Les faits datent de plusieurs mois (avril 2019), mais c’est mi-octobre que le public est informé, par l’Autorité de sûreté nucléaire. Qui vient de reclasser au niveau 1 de l’échelle INES [1] un évènement significatif pour la sûreté qu’EDF a déclaré au plus bas niveau de gravité. Pourtant, le réacteur 2 est sorti du domaine de fonctionnement autorisé à deux reprises le 1er avril 2019. C’est à dire que les paramètres qui doivent absolument être respectés ne l’ont pas été. Alors que le réacteur était en fonctionnement, la pression du circuit primaire a chuté et passe sous le seuil requis. Les premières analyses de l’exploitant n’ont pas identifié l’ensemble des causes de cette baisse de pression (une carte électronique de régulation sur le pressuriseur [2] défectueuse et la panne du système de commande manuelle des vannes du circuit d’aspersion [3]), les actions pour retrouver un niveau conforme n’ont donc pas été durablement efficaces. La pression a rapidement baissée une seconde fois (jusqu’à 139 bars au lieu de 155), et cette seconde sortie de route a durée 45 minutes. Trois quart d’heure durant lesquels le niveau d’eau du circuit primaire baissait et n’était plus en capacité de refroidir suffisamment le combustible nucléaire contenu dans la cuve du réacteur. Mais parce que l’exploitant a qualifié la situation de simple "écart" au plan de la sûreté (niveau zéro de l’échelle INES), l’évènement est resté dans l’ombre. Ce n’est qu’avec le reclassement au niveau 1 par l’ASN après analyse approfondie des faits, qu’une communication au grand public est faite. Six mois plus tard. Quand des défaillances simultanées de plusieurs systèmes de sûreté se cumulent avec des équipes mal préparées et mal formées, est-il surprenant qu’EDF ne le mette pas en avant ?
L.B.
Sorties du domaine de fonctionnement autorisé du réacteur 2 de Belleville
Publié le 16/10/2019
Centrale nucléaire de Belleville-sur-Loire - Réacteurs de 1300 MWe - EDF
Le 5 avril 2019, l’exploitant de la centrale nucléaire de Belleville-sur-Loire a déclaré à l’ASN un événement significatif pour la sûreté relatif à la sortie du domaine de fonctionnement autorisé par pression basse du circuit primaire principal à deux reprises. Ces sorties constituent un écart aux règles générales d’exploitation, approuvées par l’ASN, qui définissent le domaine autorisé de fonctionnement de l’installation et les prescriptions de conduite associées.
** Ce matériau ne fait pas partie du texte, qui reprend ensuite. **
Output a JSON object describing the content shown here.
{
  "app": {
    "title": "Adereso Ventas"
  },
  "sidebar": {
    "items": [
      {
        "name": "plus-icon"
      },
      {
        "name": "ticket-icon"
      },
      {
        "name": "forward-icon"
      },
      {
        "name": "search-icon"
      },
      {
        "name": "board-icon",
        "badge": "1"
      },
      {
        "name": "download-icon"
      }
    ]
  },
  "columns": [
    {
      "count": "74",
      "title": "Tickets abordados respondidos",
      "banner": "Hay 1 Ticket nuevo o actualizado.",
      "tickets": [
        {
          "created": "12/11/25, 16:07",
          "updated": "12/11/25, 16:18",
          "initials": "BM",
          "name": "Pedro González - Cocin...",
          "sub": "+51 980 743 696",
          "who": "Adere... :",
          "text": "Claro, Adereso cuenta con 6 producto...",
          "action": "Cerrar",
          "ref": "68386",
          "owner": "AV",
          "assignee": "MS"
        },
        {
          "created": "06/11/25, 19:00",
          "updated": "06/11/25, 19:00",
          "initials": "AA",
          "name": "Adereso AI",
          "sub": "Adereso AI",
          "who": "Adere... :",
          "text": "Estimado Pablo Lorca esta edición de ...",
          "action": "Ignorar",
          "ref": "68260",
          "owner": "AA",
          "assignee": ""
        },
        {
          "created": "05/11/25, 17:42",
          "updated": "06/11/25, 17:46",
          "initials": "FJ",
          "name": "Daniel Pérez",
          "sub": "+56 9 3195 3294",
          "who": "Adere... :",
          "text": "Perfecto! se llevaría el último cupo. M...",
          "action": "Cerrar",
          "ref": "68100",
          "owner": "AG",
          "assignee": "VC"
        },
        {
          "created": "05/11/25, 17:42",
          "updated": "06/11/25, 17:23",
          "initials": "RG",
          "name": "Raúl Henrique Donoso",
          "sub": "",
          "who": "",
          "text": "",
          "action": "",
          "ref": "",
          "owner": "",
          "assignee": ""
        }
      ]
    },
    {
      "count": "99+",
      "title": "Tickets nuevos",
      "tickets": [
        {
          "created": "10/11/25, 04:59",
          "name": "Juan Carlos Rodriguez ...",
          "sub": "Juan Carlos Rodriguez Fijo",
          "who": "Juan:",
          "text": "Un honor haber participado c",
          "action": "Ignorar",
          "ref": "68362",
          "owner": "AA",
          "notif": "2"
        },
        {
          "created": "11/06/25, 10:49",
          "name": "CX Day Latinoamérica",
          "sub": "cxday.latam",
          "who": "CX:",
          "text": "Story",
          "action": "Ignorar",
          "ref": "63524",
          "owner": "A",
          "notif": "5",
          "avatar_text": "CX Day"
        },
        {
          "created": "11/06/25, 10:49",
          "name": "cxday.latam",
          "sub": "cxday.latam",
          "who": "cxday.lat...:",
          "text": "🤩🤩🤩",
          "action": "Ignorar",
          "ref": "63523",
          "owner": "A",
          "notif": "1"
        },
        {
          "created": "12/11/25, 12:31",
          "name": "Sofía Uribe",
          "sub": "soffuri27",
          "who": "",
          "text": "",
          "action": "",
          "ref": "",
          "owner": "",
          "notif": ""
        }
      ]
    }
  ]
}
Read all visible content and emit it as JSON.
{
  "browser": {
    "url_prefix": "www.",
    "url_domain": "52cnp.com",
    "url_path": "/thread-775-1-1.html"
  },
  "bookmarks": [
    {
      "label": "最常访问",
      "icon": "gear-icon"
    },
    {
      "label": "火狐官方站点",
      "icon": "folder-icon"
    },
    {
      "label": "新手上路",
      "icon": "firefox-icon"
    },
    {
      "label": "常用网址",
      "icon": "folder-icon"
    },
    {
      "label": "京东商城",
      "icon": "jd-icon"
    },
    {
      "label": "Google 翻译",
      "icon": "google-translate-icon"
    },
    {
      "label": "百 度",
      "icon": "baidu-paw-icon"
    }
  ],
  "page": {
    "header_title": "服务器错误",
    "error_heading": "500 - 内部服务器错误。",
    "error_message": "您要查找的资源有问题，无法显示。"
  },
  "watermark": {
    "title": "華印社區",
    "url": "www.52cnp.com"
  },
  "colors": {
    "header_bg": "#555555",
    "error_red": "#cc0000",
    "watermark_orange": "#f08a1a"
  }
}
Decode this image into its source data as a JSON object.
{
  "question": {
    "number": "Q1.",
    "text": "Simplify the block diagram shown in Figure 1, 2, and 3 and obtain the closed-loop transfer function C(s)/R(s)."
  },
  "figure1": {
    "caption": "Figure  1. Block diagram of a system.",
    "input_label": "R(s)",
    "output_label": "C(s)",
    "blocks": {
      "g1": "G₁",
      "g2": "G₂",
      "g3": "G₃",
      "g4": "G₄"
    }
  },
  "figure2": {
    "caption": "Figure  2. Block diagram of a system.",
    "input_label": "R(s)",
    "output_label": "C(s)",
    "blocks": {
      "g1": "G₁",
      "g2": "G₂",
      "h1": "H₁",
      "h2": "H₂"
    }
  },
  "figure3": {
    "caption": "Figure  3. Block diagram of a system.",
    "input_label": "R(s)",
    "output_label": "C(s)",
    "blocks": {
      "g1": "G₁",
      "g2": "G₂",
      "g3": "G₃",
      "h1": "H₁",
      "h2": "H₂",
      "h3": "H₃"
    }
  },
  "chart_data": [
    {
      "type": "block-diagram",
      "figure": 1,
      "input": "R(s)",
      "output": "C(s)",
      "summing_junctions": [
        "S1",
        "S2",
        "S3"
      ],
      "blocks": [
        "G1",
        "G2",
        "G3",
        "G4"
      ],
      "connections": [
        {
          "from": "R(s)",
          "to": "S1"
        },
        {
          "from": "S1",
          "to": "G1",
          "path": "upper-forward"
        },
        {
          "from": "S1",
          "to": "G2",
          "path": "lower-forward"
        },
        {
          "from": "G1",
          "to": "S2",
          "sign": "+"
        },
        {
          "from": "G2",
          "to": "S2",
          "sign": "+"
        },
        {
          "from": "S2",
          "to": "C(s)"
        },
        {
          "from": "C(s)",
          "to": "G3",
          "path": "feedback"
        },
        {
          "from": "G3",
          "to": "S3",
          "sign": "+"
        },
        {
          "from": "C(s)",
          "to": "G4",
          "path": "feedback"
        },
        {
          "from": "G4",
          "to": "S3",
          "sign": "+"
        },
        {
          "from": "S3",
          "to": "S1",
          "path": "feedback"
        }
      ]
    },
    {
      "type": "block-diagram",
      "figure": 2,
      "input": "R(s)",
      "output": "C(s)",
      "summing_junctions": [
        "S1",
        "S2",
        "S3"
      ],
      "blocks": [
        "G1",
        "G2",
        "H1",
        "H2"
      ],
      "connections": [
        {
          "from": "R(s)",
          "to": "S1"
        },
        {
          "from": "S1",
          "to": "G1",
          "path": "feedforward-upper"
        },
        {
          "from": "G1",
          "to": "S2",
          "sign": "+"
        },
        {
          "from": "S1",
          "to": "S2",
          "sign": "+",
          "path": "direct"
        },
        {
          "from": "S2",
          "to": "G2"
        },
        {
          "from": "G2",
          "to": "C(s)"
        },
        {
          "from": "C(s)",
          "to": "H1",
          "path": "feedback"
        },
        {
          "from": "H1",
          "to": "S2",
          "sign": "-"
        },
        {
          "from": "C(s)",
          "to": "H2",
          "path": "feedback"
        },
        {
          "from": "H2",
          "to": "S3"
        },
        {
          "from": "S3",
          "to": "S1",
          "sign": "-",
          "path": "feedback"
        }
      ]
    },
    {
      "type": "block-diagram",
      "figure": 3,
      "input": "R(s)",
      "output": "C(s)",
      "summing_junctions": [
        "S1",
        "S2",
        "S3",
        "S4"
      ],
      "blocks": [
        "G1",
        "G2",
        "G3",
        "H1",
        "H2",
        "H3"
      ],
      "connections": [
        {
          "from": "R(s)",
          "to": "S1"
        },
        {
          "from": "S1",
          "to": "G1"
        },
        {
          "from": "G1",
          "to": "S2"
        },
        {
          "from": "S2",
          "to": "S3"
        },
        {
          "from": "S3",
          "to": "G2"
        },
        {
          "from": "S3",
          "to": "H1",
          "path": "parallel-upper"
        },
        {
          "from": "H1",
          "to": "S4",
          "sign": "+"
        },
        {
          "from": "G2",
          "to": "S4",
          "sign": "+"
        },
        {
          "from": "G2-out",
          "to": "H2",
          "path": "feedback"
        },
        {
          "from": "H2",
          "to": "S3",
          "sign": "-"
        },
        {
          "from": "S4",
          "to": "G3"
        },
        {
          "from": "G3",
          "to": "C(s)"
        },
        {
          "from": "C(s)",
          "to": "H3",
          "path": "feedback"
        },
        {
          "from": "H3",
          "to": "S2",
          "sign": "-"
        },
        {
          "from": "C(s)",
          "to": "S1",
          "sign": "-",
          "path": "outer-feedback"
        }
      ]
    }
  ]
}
Le pressuriseur est un réservoir dont la fonction est de contrôler la pression du circuit primaire à l’aide de cannes chauffantes et d’un système d’aspersion. Durant le fonctionnement du réacteur, cette pression est maintenue à 155 bars.
Le 1er avril 2019, une baisse de pression conduisant à une sortie du domaine de fonctionnement a été détectée par un opérateur, qui a alors constaté que les vannes d’aspersion étaient ouvertes au maximum. Après analyse, les vannes ont été refermées par une commande manuelle et la pression a retrouvé sa valeur nominale.
L’analyse de l’exploitant l’a conduit à remplacer une carte de régulation de pression et à maintenir les deux vannes d’aspersion en mode de commande manuelle. L’opérateur a alors constaté une nouvelle baisse rapide de pression et une nouvelle sortie du domaine de fonctionnement, due à l’ouverture des vannes d’aspersion et l’inefficacité de la commande manuelle de fermeture. A l’atteinte de la pression de 139 bars, l’automate de contrôle a refermé les vannes d’aspersion.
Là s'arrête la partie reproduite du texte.